The Lab

Current Students



Biocuration Pipeline for RDoC Mental Health Categories

RDoC mental health categories recently introduced by NIH is the state-of-the-art reserach framweork for studying mental disorders. It provides a holistic way of describing mental disorders by integrating several levels of information from genomics to self-reports. However, there is only a limited amount of publicly available biomedical literature (e.g. PubMed articles) that are tagged with RDoC categories making its accessibility very limited among medical personal. Currently, we are collaborating with National Alliance on Mental Illness (NAMI) Montana through MSU’s Center for Mental Health Research and Recovery (CMHRR) for developing an automated tool for predicting RDoC categories for biomedical articles. However, manual annotation of biomedical leiterature with RDoC constructs is highly resource consumening. We are developing novel machine learning and natural language processing methods for categorizing biomedical literature using RDoC mental health categories.

Automated Protein Phenotype Prediction

The recently developed human phenotype ontology (HPO), which is very similar to GO, is a standardized vocabulary for describing the phenotype abnormalities associated with human diseases. At present, only a small fraction of human protein coding genes have HPO annotations. But, researchers believe that a large portion of currently unannotated genes are related to disease phenotypes. Therefore, it is important to predict gene-HPO term associations using accurate computational methods. In this project, we introduce PHENOstruct, a computational method that directly predicts the set of HPO terms for a given gene. We compare PHENOstruct with several baseline methods and show that it outperforms them in every respect. Furthermore, we highlight a collection of informative data sources suitable for the problem of predicting gene-HPO associations, including large scale literature mining data.

Automated Protein Function Prediction

Proteins are the workhorses of life, and identifying their functions is a very important biological problem. The function of a protein can be loosely defined as everything it performs or happens to it. The Gene Ontology (GO) is a structured vocabulary which captures protein function in a hierarchical manner and contains thousands of terms. Through various wet-lab experiments over the years scientists have been able to annotate a large number of proteins with GO categories which reflect their functionality. However, experimentally determining protein functions is a highly resource-intensive task, and a large fraction of proteins remain un-annotated.

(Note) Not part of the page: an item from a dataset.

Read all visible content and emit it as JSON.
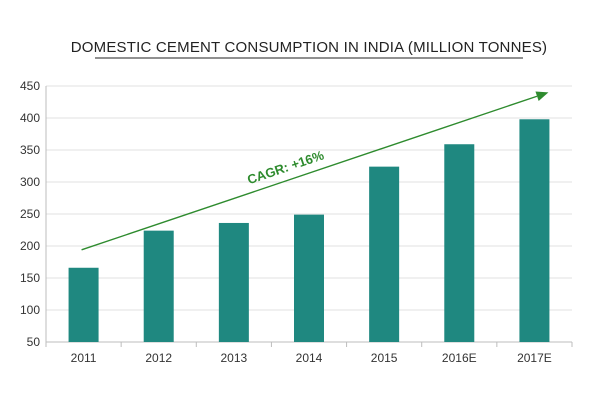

Recently a plethora automated methods have emerged and their reasonable success in computationally determining the functions of proteins using a variety of data sources – by sequence/structure similarity or using various biological network data, has led to establishing automated function prediction (AFP) as an important problem in bioinformatics.

In a typical machine learning problem, cross-validation is the protocol of choice for evaluating the accuracy of a classifier. But, due to the process of accumulation of annotations over time, we identify the AFP as a combination of two sub-tasks: making predictions on annotated proteins and making predictions on previously unannotated proteins. In this project, we analyze the performance of several protein function prediction methods in these two scenarios. Our results show that GOstruct, an AFP method that our lab has previously developed, and two other popular methods: binary SVMs and guilt by association, find it hard to achieve the same level of accuracy on these two tasks compared to the performance evaluated through cross-validation, and that predicting novel annotations for previously annotated proteins is a harder problem than predicting annotations for uncharacterized proteins. We develop GOstruct 2.0 by proposing improvements which allows the model to make use of information of a current annotations to better handle the task of predicting novel annotations for previously annotated proteins. Experimental results on yeast and human data show that GOstruct 2.0 outperforms the original GOstruct, demonstrating the effectiveness of the proposed improvements.